First, the court noted that the appellant had never raised the argument in the trial court, so it was forfeited on appeal. (See Mundy v. Lenc (2012) 203 Cal.App.4th 1401, 1406 [“ ‘As a general rule, failure to raise a point in the trial court constitutes ... waiver and appellant is estopped to raise that objection on appeal.’ ”].) Failing to raise the argument first in the trial court was in violation of bedrock rules of appellate procedure. (Mundy v. Lenc, supra, 203 Cal.App.4th at p. 1406.)
Second, the court rejected the appellants implicit argument that the arbitrator lacked the power to find the agreement unenforceable. The court did not cite authorities directly on point, but did cite Gueyffier v. Ann Summers, Ltd. (2008) 43 Cal.4th 1179, 1184 for the general proposition that arbitrators “have the power to decide any question of contract interpretation, historical fact or general law necessary, in the arbitrator's understanding of the case, to reach a decision,” and that ‘ “[t]he arbitrator's resolution of these issues is what the parties bargained for in the arbitration agreement.” ’ [Citations.]” And besides, even if the arbitrator had erred, “Inherent in [the arbitrator’s] power is the possibility the arbitrator may err in deciding some aspect of the case. Arbitrators do not ordinarily exceed their contractually created powers simply by reaching an erroneous conclusion on a contested issue of law or fact, and arbitral awards may not ordinarily be vacated because of such error.” (Id.)
(Comment: Note that the court did not take up the appellants argument directly here: what role does the trial court’s finding of a valid enforceable agreement play in the arbitration? None at all? And doesn’t the existence of conflicting rulings on this point create a challenge to the order compelling arbitration? The opinion does not indicate whether the appellant challenged that order.)
But what really seemed to bother the court was the appellant’s litigation conduct in the trial court. The court noted that “plaintiff and its counsel have repeatedly engaged in abusive litigation tactics over the course of the more than six years this simple real estate dispute has been litigated.” The court pointed to the fact that the appellant would not agree to arbitration and forced the defendants to file a motion to compel arbitration; that the appellant appealed the order granting arbitration (an order that was nonappealable); then refused to arbitrate and instead moved to compel mediation; then did a turnabout and moved to compel arbitration, “disingenuously claiming it filed this lawsuit to compel defendants to participate in the arbitration”; and then when arbitration commenced, the appellant sought to disqualify the arbitrator it had selected.

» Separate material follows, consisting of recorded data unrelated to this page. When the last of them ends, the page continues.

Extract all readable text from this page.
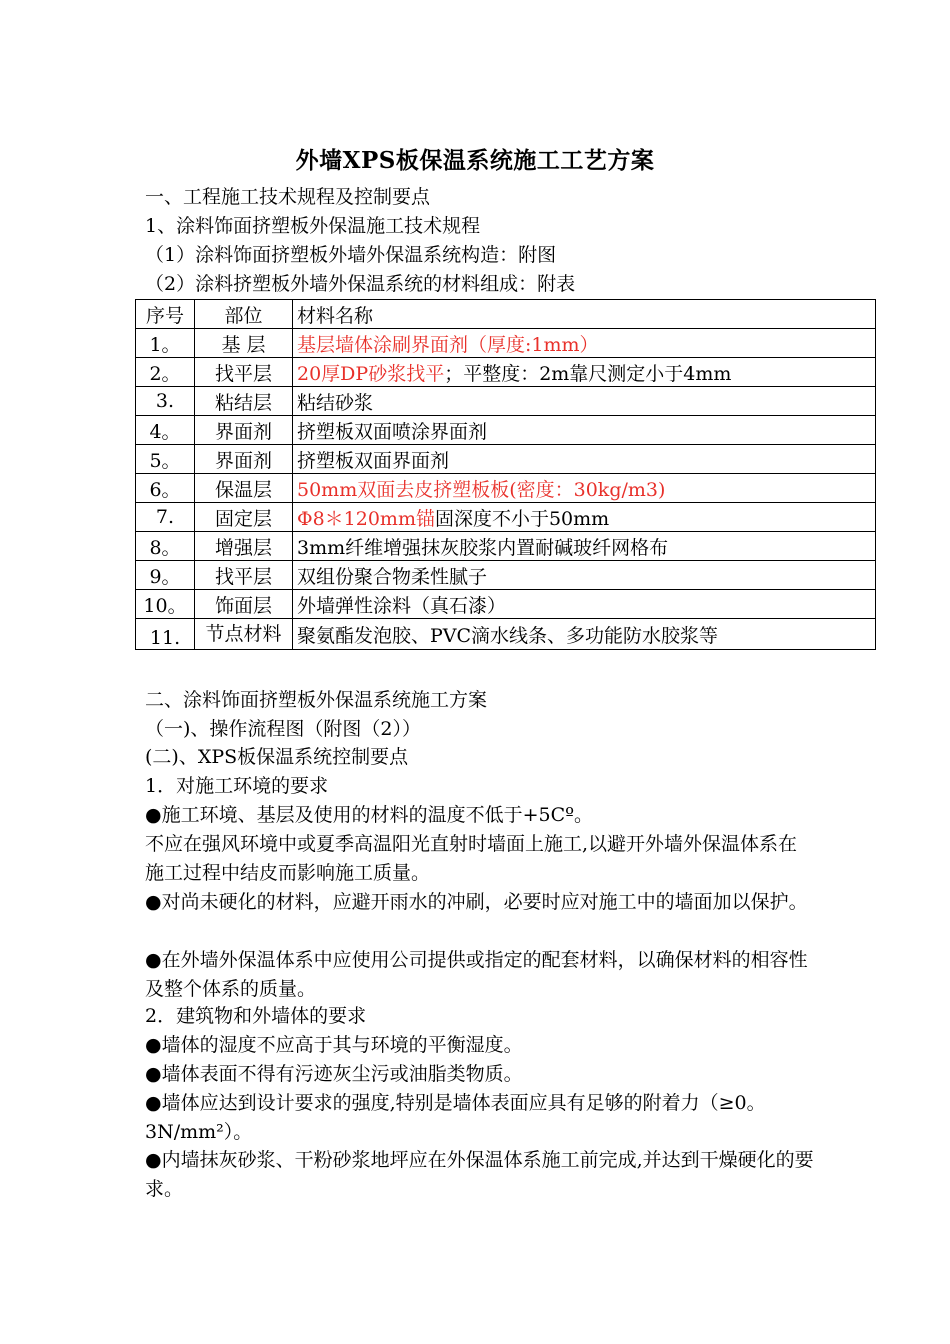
外墙XPS板保温系统施工工艺方案
一、工程施工技术规程及控制要点
1、涂料饰面挤塑板外保温施工技术规程
（1）涂料饰面挤塑板外墙外保温系统构造：附图
（2）涂料挤塑板外墙外保温系统的材料组成：附表
序号	部位	材料名称
1。	基 层	基层墙体涂刷界面剂（厚度:1mm）
2。	找平层	20厚DP砂浆找平；平整度：2m靠尺测定小于4mm
3.	粘结层	粘结砂浆
4。	界面剂	挤塑板双面喷涂界面剂
5。	界面剂	挤塑板双面界面剂
6。	保温层	50mm双面去皮挤塑板板(密度：30kg/m3)
7.	固定层	Φ8＊120mm锚固深度不小于50mm
8。	增强层	3mm纤维增强抹灰胶浆内置耐碱玻纤网格布
9。	找平层	双组份聚合物柔性腻子
10。	饰面层	外墙弹性涂料（真石漆）
11.	节点材料	聚氨酯发泡胶、PVC滴水线条、多功能防水胶浆等
二、涂料饰面挤塑板外保温系统施工方案
（一)、操作流程图（附图（2））
(二)、XPS板保温系统控制要点
1．对施工环境的要求
●施工环境、基层及使用的材料的温度不低于+5Cº。
不应在强风环境中或夏季高温阳光直射时墙面上施工,以避开外墙外保温体系在施工过程中结皮而影响施工质量。
●对尚未硬化的材料，应避开雨水的冲刷，必要时应对施工中的墙面加以保护。
●在外墙外保温体系中应使用公司提供或指定的配套材料，以确保材料的相容性及整个体系的质量。
2．建筑物和外墙体的要求
●墙体的湿度不应高于其与环境的平衡湿度。
●墙体表面不得有污迹灰尘污或油脂类物质。
●墙体应达到设计要求的强度,特别是墙体表面应具有足够的附着力（≥0。3N/mm²）。
●内墙抹灰砂浆、干粉砂浆地坪应在外保温体系施工前完成,并达到干燥硬化的要求。
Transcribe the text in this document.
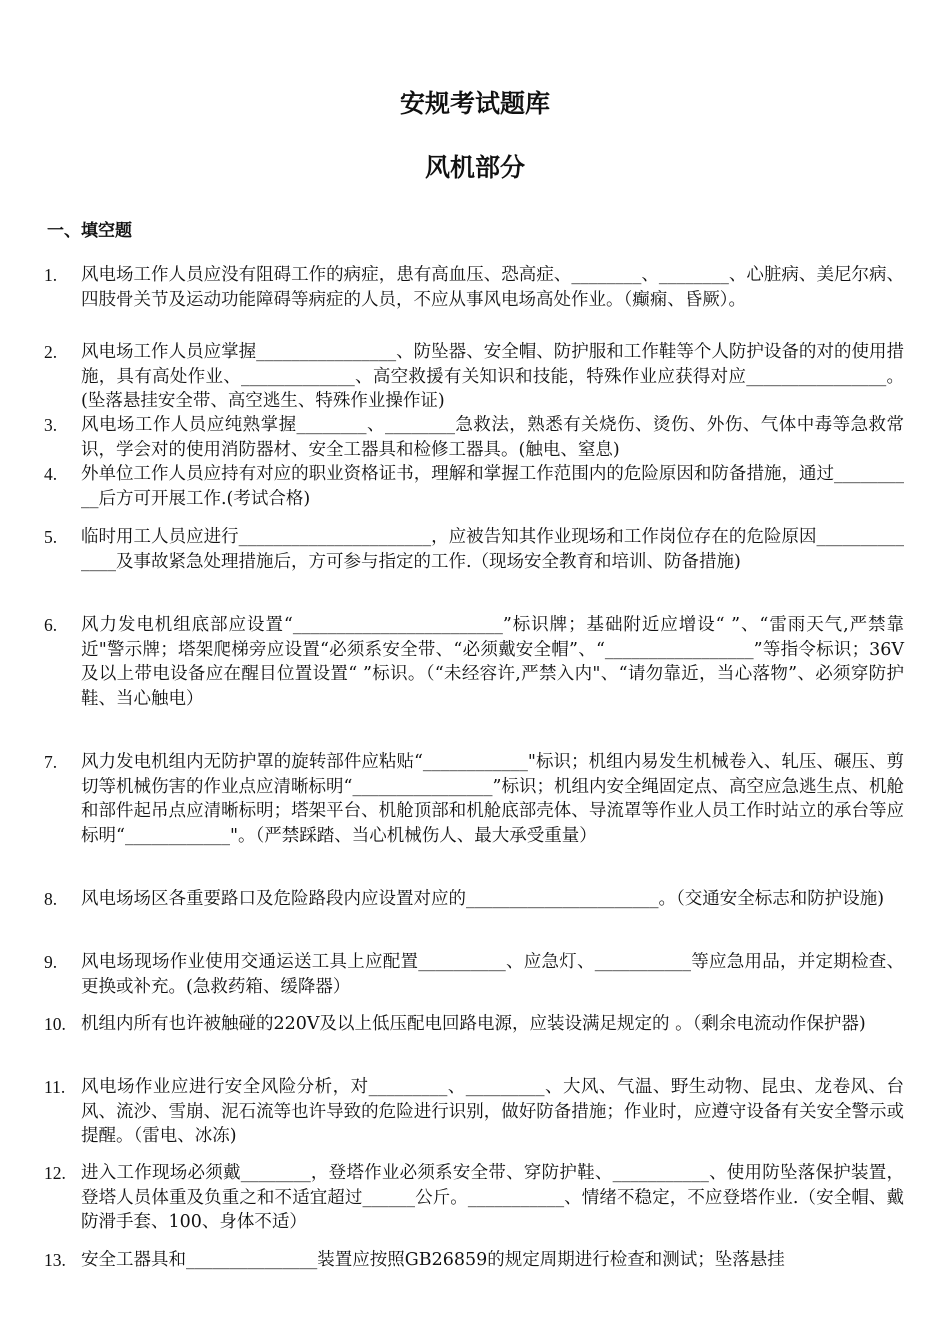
安规考试题库
风机部分
一、填空题
1. 风电场工作人员应没有阻碍工作的病症，患有高血压、恐高症、________、________、心脏病、美尼尔病、四肢骨关节及运动功能障碍等病症的人员，不应从事风电场高处作业。（癫痫、昏厥）。
2. 风电场工作人员应掌握________________、防坠器、安全帽、防护服和工作鞋等个人防护设备的对的使用措施，具有高处作业、_____________、高空救援有关知识和技能，特殊作业应获得对应________________。(坠落悬挂安全带、高空逃生、特殊作业操作证)
3. 风电场工作人员应纯熟掌握________、________急救法，熟悉有关烧伤、烫伤、外伤、气体中毒等急救常识，学会对的使用消防器材、安全工器具和检修工器具。(触电、窒息)
4. 外单位工作人员应持有对应的职业资格证书，理解和掌握工作范围内的危险原因和防备措施，通过__________后方可开展工作.(考试合格)
5. 临时用工人员应进行______________________，应被告知其作业现场和工作岗位存在的危险原因______________及事故紧急处理措施后，方可参与指定的工作.（现场安全教育和培训、防备措施)
6. 风力发电机组底部应设置“________________________”标识牌；基础附近应增设“ ”、“雷雨天气,严禁靠近"警示牌；塔架爬梯旁应设置“必须系安全带、“必须戴安全帽”、“_________________”等指令标识；36V及以上带电设备应在醒目位置设置“ ”标识。（“未经容许,严禁入内"、“请勿靠近，当心落物”、必须穿防护鞋、当心触电）
7. 风力发电机组内无防护罩的旋转部件应粘贴“____________"标识；机组内易发生机械卷入、轧压、碾压、剪切等机械伤害的作业点应清晰标明“________________”标识；机组内安全绳固定点、高空应急逃生点、机舱和部件起吊点应清晰标明；塔架平台、机舱顶部和机舱底部壳体、导流罩等作业人员工作时站立的承台等应标明“____________"。（严禁踩踏、当心机械伤人、最大承受重量）
8. 风电场场区各重要路口及危险路段内应设置对应的______________________。（交通安全标志和防护设施)
9. 风电场现场作业使用交通运送工具上应配置__________、应急灯、___________等应急用品，并定期检查、更换或补充。(急救药箱、缓降器）
10. 机组内所有也许被触碰的220V及以上低压配电回路电源，应装设满足规定的 。（剩余电流动作保护器)
11. 风电场作业应进行安全风险分析，对_________、_________、大风、气温、野生动物、昆虫、龙卷风、台风、流沙、雪崩、泥石流等也许导致的危险进行识别，做好防备措施；作业时，应遵守设备有关安全警示或提醒。（雷电、冰冻)
12. 进入工作现场必须戴________，登塔作业必须系安全带、穿防护鞋、___________、使用防坠落保护装置，登塔人员体重及负重之和不适宜超过______公斤。___________、情绪不稳定，不应登塔作业.（安全帽、戴防滑手套、100、身体不适）
13. 安全工器具和_______________装置应按照GB26859的规定周期进行检查和测试；坠落悬挂
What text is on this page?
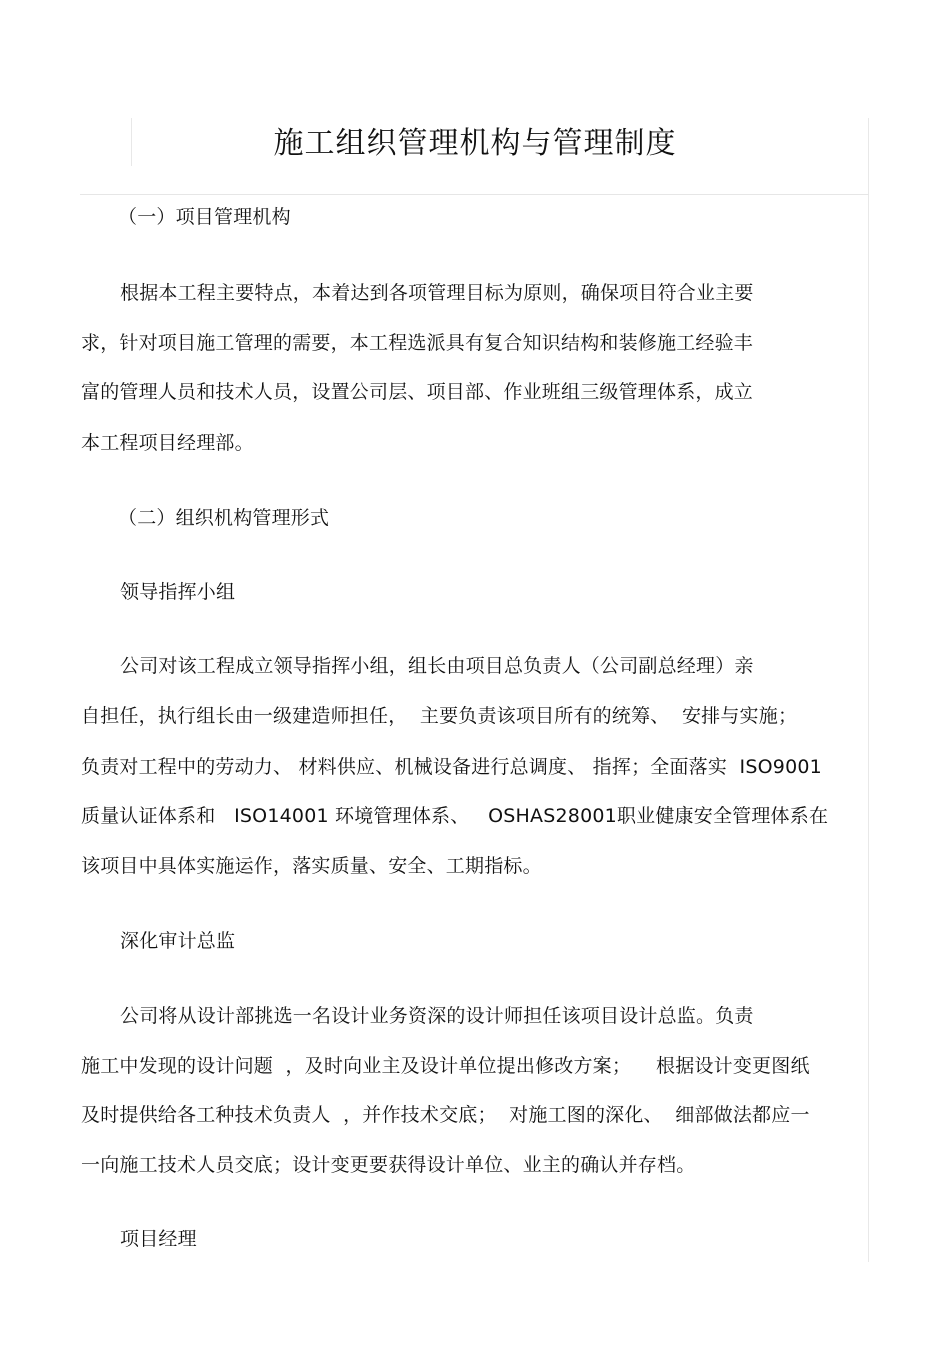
施工组织管理机构与管理制度
（一）项目管理机构
根据本工程主要特点，本着达到各项管理目标为原则，确保项目符合业主要
求，针对项目施工管理的需要，本工程选派具有复合知识结构和装修施工经验丰
富的管理人员和技术人员，设置公司层、项目部、作业班组三级管理体系，成立
本工程项目经理部。
（二）组织机构管理形式
领导指挥小组
公司对该工程成立领导指挥小组，组长由项目总负责人（公司副总经理）亲
自担任，执行组长由一级建造师担任，  主要负责该项目所有的统筹、  安排与实施；
负责对工程中的劳动力、 材料供应、机械设备进行总调度、 指挥；全面落实  ISO9001
质量认证体系和   ISO14001 环境管理体系、   OSHAS28001职业健康安全管理体系在
该项目中具体实施运作，落实质量、安全、工期指标。
深化审计总监
公司将从设计部挑选一名设计业务资深的设计师担任该项目设计总监。负责
施工中发现的设计问题  ，及时向业主及设计单位提出修改方案；    根据设计变更图纸
及时提供给各工种技术负责人  ，并作技术交底；  对施工图的深化、  细部做法都应一
一向施工技术人员交底；设计变更要获得设计单位、业主的确认并存档。
项目经理
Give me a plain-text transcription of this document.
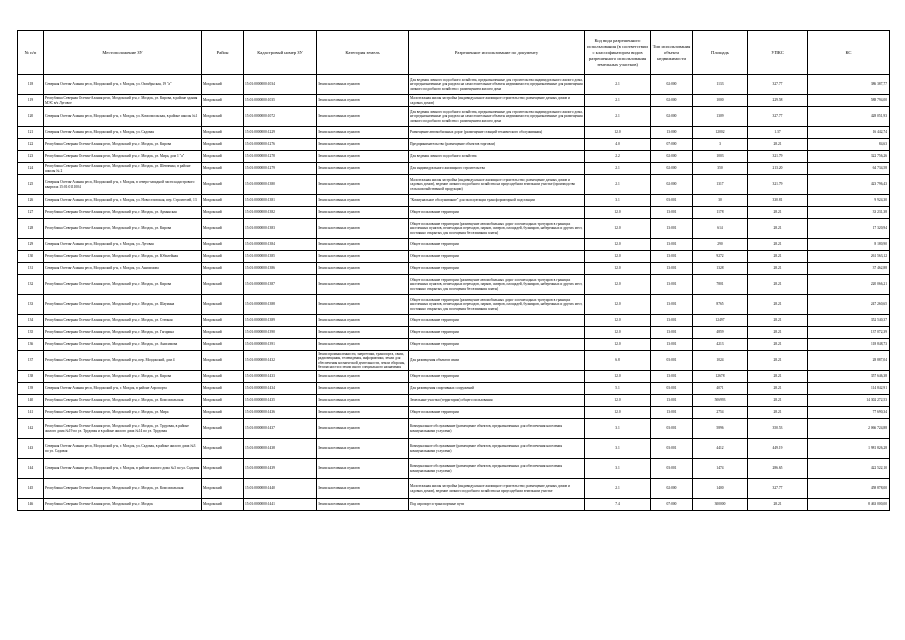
№ п/п	Местоположение ЗУ	Район	Кадастровый номер ЗУ	Категория земель	Разрешенное использование по документу	Код вида разрешенного использования (в соответствии с классификатором видов разрешенного использования земельных участков)	Тип использования объекта недвижимости	Площадь	УПКС	КС
118	Северная Осетия-Алания респ, Моздокский р-н, г. Моздок, ул. Октябрьская, 19 "а"	Моздокский	15:01:0000000:1034	Земли населенных пунктов	Для ведения личного подсобного хозяйства, предназначенные для строительства индивидуального жилого дома, не предназначенные для раздела на самостоятельные объекты недвижимости; предназначенные для размещения личного подсобного хозяйства с размещением жилого дома	2.1	02:000	1133	327.77	386 387,77
119	Республика Северная Осетия-Алания респ, Моздокский р-н, г. Моздок, ул. Кирова, в районе здания МЭС в/ч Луговое	Моздокский	15:01:0000000:1035	Земли населенных пунктов	Малоэтажная жилая застройка (индивидуальное жилищное строительство; размещение дачных домов и садовых домов)	2.1	02:000	1000	229.58	588 794,00
120	Северная Осетия-Алания респ, Моздокский р-н, г. Моздок, ул. Комсомольская, в районе школы №1	Моздокский	15:01:0000000:1072	Земли населенных пунктов	Для ведения личного подсобного хозяйства, предназначенные для строительства индивидуального жилого дома, не предназначенные для раздела на самостоятельные объекты недвижимости; предназначенные для размещения личного подсобного хозяйства с размещением жилого дома	2.1	02:000	1309	327.77	428 051,93
121	Северная Осетия-Алания респ, Моздокский р-н, г. Моздок, ул. Садовая	Моздокский	15:01:0000000:1229	Земли населенных пунктов	Размещение автомобильных дорог (размещение станций технического обслуживания)	12.0	13:000	12002	1.37	16 442,74
122	Республика Северная Осетия-Алания респ, Моздокский р-н, г. Моздок, ул. Кирова	Моздокский	15:01:0000000:1276	Земли населенных пунктов	Предпринимательство (размещение объектов торговли)	4.0	07:000	3	28.21	84,63
123	Республика Северная Осетия-Алания респ, Моздокский р-н, г. Моздок, ул. Мира, дом 1 "а"	Моздокский	15:01:0000000:1278	Земли населенных пунктов	Для ведения личного подсобного хозяйства	2.2	02:000	1003	321.79	322 756,26
124	Республика Северная Осетия-Алания респ, Моздокский р-н, г. Моздок, ул. Шевченко, в районе школы № 2	Моздокский	15:01:0000000:1279	Земли населенных пунктов	Для индивидуального жилищного строительства	2.1	02:000	350	213.20	64 734,58
125	Северная Осетия-Алания респ, Моздокский р-н, г. Моздок, в северо-западной части кадастрового квартала 15:01:0111004	Моздокский	15:01:0000000:1380	Земли населенных пунктов	Малоэтажная жилая застройка (индивидуальное жилищное строительство; размещение дачных домов и садовых домов), ведение личного подсобного хозяйства на приусадебном земельном участке (производство сельскохозяйственной продукции)	2.1	02:000	1317	321.79	423 796,43
126	Северная Осетия-Алания респ, Моздокский р-н, г. Моздок, ул. Новоселовская, пер. Строителей, 13	Моздокский	15:01:0000000:1381	Земли населенных пунктов	"Коммунальное обслуживание" для эксплуатации трансформаторной подстанции	3.1	03:001	30	330.81	9 924,30
127	Республика Северная Осетия-Алания респ, Моздокский р-н, г. Моздок, ул. Армянская	Моздокский	15:01:0000000:1382	Земли населенных пунктов	Общее пользование территории	12.0	13:001	1178	28.21	33 231,38
128	Республика Северная Осетия-Алания респ, Моздокский р-н, г. Моздок, ул. Кирова	Моздокский	15:01:0000000:1383	Земли населенных пунктов	Общее пользование территории (размещение автомобильных дорог и пешеходных тротуаров в границах населенных пунктов, пешеходных переходов, парков, скверов, площадей, бульваров, набережных и других мест, постоянно открытых для посещения без взимания платы)	12.0	13:001	614	28.21	17 320,94
129	Северная Осетия-Алания респ, Моздокский р-н, г. Моздок, ул. Луговая	Моздокский	15:01:0000000:1384	Земли населенных пунктов	Общее пользование территории	12.0	13:001	290	28.21	8 180,90
130	Республика Северная Осетия-Алания респ, Моздокский р-н, г. Моздок, ул. Юбилейная	Моздокский	15:01:0000000:1385	Земли населенных пунктов	Общее пользование территории	12.0	13:001	9272	28.21	261 563,12
131	Северная Осетия-Алания респ, Моздокский р-н, г. Моздок, ул. Анисимова	Моздокский	15:01:0000000:1386	Земли населенных пунктов	Общее пользование территории	12.0	13:001	1328	28.21	37 462,88
132	Республика Северная Осетия-Алания респ, Моздокский р-н, г. Моздок, ул. Кирова	Моздокский	15:01:0000000:1387	Земли населенных пунктов	Общее пользование территории (размещение автомобильных дорог и пешеходных тротуаров в границах населенных пунктов, пешеходных переходов, парков, скверов, площадей, бульваров, набережных и других мест, постоянно открытых для посещения без взимания платы)	12.0	13:001	7801	28.21	220 066,21
133	Республика Северная Осетия-Алания респ, Моздокский р-н, г. Моздок, ул. Шаумяна	Моздокский	15:01:0000000:1388	Земли населенных пунктов	Общее пользование территории (размещение автомобильных дорог и пешеходных тротуаров в границах населенных пунктов, пешеходных переходов, парков, скверов, площадей, бульваров, набережных и других мест, постоянно открытых для посещения без взимания платы)	12.0	13:001	8765	28.21	247 260,65
134	Республика Северная Осетия-Алания респ, Моздокский р-н, г. Моздок, ул. Степная	Моздокский	15:01:0000000:1389	Земли населенных пунктов	Общее пользование территории	12.0	13:001	12497	28.21	352 540,37
135	Республика Северная Осетия-Алания респ, Моздокский р-н, г. Моздок, ул. Гагарина	Моздокский	15:01:0000000:1390	Земли населенных пунктов	Общее пользование территории	12.0	13:001	4859	28.21	137 072,39
136	Республика Северная Осетия-Алания респ, Моздокский р-н, г. Моздок, ул. Анисимова	Моздокский	15:01:0000000:1391	Земли населенных пунктов	Общее пользование территории	12.0	13:001	4213	28.21	118 848,73
137	Республика Северная Осетия-Алания респ, Моздокский р-н, пер. Моздокский, дом 4	Моздокский	15:01:0000000:1432	Земли промышленности, энергетики, транспорта, связи, радиовещания, телевидения, информатики, земли для обеспечения космической деятельности, земли обороны, безопасности и земли иного специального назначения	Для размещения объектов связи	6.8	03:001	1024	28.21	28 887,04
138	Республика Северная Осетия-Алания респ, Моздокский р-н, г. Моздок, ул. Кирова	Моздокский	15:01:0000000:1433	Земли населенных пунктов	Общее пользование территории	12.0	13:001	12678	28.21	357 646,38
139	Северная Осетия-Алания респ, Моздокский р-н, г. Моздок, в районе Аэропорта	Моздокский	15:01:0000000:1434	Земли населенных пунктов	Для размещения спортивных сооружений	5.1	03:001	4071	28.21	114 842,91
140	Республика Северная Осетия-Алания респ, Моздокский р-н, г. Моздок, ул. Комсомольская	Моздокский	15:01:0000000:1435	Земли населенных пунктов	Земельные участки (территории) общего пользования	12.0	13:001	506993	28.21	14 302 272,53
141	Республика Северная Осетия-Алания респ, Моздокский р-н, г. Моздок, ул. Мира	Моздокский	15:01:0000000:1436	Земли населенных пунктов	Общее пользование территории	12.0	13:001	2754	28.21	77 690,34
142	Республика Северная Осетия-Алания респ, Моздокский р-н, г. Моздок, ул. Трудовая, в районе жилого дома №19 по ул. Трудовая и в районе жилого дома №14 по ул. Трудовая	Моздокский	15:01:0000000:1437	Земли населенных пунктов	Коммунальное обслуживание (размещение объектов, предназначенных для обеспечения населения коммунальными услугами)	3.1	03:001	5896	350.53	2 066 724,88
143	Северная Осетия-Алания респ, Моздокский р-н, г. Моздок, ул. Садовая, в районе жилого дома №3 по ул. Садовая	Моздокский	15:01:0000000:1438	Земли населенных пунктов	Коммунальное обслуживание (размещение объектов, предназначенных для обеспечения населения коммунальными услугами)	3.1	03:001	4412	449.19	1 981 826,28
144	Северная Осетия-Алания респ, Моздокский р-н, г. Моздок, в районе жилого дома №3 по ул. Садовая	Моздокский	15:01:0000000:1439	Земли населенных пунктов	Коммунальное обслуживание (размещение объектов, предназначенных для обеспечения населения коммунальными услугами)	3.1	03:001	1474	286.65	422 522,10
145	Республика Северная Осетия-Алания респ, Моздокский р-н, г. Моздок, ул. Комсомольская	Моздокский	15:01:0000000:1440	Земли населенных пунктов	Малоэтажная жилая застройка (индивидуальное жилищное строительство; размещение дачных домов и садовых домов), ведение личного подсобного хозяйства на приусадебном земельном участке	2.1	02:000	1400	327.77	458 878,00
146	Республика Северная Осетия-Алания респ, Моздокский р-н, г. Моздок	Моздокский	15:01:0000000:1441	Земли населенных пунктов	Под аэропорт и транспортные пути	7.4	07:000	300000	28.21	8 463 000,00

Finally, the night before oral argument in the appeal, the appellant’s counsel sought a continuance on the basis of a trial in another matter, neglecting to inform the Court of Appeal that the trial had been set weeks earlier. Then at oral argument, counsel misrepresented his participation in the litigation below, claiming he only became involved later, contrary to court records.
The court concluded: “We find the conduct over the course of this protracted litigation is particularly egregious, and therefore grant the motion for sanctions. (See Nat'l Secretarial Serv. v. Froehlich (1989) 210 Cal.App.3d 510, 526–527.)”
The court imposed $38,411 in sanctions jointly and severally against the appellant and his counsel, and sent the opinion to the State Bar.
The Upshot: Appellate sanctions usually are a high hurdle, and on the quality of the appellate arguments alone, I would not have rated sanctions remotely likely. The lesson of this opinion, then, is that the appellant’s conduct in the trial court can play an outsized role in the imposition of appellate sanctions. If the appellant’s conduct in the trial court creates an impression that the unsuccessful appeal is part of a pattern of driving up the expense of the litigation, then this can be a grounds for sanctions almost by itself.
When evaluating an appeal, always take into consideration the possibility of sanctions.